A Brief History of the Saltillo School (Hopkins County, Texas)
                                                           By Robert Cowser

The Sulphur Springs Gazette for October 24, 1913, refers briefly to a new school building that had recently been completed at Saltillo.  The homestead.com/saltillotexas web site provides a photograph of the building.  Mr. and Mrs. J. J.  Robertson were two of the teachers in 1913.  In later years Jewel Tinker (1923) and T. T. Phillips (1924) were teachers at the school.  In 1929 the Saltillo School district in Hopkins County approved a bond issue allowing the district to construct a new building.  The brick building, all on one floor except for a basement under the northwest wing of the building, opened in 1930.
     During the next two years, because of the stock market crash on Wall Street, many banks failed, including the bank at Saltillo.  The School was not able to pay the teachers’ full salaries during the 1931-32 year. George Blaylock taught at Saltillo from 1927 until 1934.  In 1935 the County Superintendent mailed Blaylock a check for $32.00 to compensate for Blaylock’s not having been paid for three weeks at some time during his appointment.. (“In the Connection: The History of the Extended family of George Gallagher” Web)  Blaylock had left the Saltillo School in order to teach in the Posey School,  a few miles from Saltillo, for one year before he moved his family to Dallas.  There he became an insurance salesman.  In 1934 the faculty consisted of C. L. Chandler, Supt.; D. B. McKinney; Guy McGill; Madelyn Hatchell; Lorene Henry; Frieda Leewright; and Opal Patrick.

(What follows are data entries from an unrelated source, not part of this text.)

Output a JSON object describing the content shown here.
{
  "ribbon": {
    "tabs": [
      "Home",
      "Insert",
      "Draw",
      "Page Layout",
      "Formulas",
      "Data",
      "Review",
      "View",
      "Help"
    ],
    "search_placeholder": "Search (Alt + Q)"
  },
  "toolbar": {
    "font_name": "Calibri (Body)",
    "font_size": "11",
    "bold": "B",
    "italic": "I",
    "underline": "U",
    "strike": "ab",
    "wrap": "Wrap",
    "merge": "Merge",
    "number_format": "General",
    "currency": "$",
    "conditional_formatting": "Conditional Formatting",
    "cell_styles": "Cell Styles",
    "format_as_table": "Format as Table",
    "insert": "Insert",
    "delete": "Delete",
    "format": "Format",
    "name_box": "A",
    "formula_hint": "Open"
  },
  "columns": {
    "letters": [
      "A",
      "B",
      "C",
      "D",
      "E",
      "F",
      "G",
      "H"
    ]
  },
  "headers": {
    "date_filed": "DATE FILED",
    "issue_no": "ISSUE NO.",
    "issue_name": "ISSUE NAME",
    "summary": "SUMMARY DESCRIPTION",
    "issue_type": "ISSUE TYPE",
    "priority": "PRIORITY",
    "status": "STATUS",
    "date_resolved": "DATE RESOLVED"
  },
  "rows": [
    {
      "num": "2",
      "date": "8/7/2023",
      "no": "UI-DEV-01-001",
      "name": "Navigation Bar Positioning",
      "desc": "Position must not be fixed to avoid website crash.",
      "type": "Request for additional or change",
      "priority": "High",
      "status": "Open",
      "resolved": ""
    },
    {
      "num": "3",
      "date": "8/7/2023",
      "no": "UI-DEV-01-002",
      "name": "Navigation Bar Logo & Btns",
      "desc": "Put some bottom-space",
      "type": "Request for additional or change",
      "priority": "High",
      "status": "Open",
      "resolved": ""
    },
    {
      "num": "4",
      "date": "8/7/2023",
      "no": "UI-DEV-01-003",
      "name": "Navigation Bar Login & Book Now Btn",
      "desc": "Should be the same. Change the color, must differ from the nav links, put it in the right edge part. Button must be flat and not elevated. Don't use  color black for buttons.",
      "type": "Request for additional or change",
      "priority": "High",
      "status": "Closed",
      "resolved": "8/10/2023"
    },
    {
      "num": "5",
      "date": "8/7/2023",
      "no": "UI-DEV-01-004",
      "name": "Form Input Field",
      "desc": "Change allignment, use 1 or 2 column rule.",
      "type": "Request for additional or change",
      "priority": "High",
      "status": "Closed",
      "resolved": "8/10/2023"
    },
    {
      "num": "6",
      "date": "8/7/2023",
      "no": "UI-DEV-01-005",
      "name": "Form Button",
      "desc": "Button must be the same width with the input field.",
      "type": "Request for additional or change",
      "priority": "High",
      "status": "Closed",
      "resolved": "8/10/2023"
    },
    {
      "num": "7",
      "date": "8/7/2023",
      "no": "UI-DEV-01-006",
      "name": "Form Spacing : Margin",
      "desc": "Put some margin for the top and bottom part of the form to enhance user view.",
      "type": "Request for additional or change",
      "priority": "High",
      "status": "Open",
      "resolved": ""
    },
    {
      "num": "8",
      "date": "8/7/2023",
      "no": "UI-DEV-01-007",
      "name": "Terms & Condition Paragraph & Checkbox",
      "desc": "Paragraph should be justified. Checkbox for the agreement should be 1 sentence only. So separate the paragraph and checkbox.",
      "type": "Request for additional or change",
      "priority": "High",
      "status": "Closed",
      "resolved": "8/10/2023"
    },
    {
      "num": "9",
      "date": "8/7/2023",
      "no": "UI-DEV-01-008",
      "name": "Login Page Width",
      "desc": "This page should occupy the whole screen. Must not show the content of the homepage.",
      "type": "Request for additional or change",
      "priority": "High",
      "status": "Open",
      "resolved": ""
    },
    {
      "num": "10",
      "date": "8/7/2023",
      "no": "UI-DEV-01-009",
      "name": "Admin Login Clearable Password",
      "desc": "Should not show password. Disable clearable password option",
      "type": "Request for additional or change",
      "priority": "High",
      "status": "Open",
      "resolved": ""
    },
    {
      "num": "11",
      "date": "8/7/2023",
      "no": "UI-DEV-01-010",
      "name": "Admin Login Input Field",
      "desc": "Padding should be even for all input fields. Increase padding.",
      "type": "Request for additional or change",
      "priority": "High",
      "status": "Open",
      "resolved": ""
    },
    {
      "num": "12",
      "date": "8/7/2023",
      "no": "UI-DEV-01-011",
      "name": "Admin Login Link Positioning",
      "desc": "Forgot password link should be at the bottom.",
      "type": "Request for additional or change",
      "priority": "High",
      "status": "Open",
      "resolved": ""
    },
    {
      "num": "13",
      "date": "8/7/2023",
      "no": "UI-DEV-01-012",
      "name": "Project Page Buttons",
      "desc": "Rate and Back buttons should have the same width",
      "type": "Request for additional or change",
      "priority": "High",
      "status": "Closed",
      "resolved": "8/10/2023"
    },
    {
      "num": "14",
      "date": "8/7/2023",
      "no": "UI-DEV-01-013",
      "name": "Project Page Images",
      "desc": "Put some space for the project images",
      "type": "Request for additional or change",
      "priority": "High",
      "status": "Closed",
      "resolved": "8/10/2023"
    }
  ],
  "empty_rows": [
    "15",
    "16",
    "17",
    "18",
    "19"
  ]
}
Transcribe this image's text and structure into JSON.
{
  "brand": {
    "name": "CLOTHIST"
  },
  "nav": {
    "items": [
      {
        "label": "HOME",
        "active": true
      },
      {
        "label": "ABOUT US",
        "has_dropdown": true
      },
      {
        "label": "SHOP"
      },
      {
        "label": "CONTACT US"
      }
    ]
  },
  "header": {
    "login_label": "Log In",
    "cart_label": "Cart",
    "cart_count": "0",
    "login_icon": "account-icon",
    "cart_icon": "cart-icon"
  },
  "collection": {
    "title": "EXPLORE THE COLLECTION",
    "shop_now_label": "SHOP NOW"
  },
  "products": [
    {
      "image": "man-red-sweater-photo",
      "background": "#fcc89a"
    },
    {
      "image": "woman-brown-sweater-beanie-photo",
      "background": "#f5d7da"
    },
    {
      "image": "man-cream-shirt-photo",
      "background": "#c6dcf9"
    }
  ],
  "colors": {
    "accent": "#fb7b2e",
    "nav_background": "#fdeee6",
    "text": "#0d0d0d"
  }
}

     In 1937   the average monthly salary for men teachers in Hopkins County was  $118, and for women, $83.  For the 1938-39 academic year at the Saltillo School in Hopkins County, the superintendent was paid $100 per month and was provided a house rent free.  Each of the other 10 teachers, whether male and female, was paid $90 per month.  All had at least a bachelor’s degree.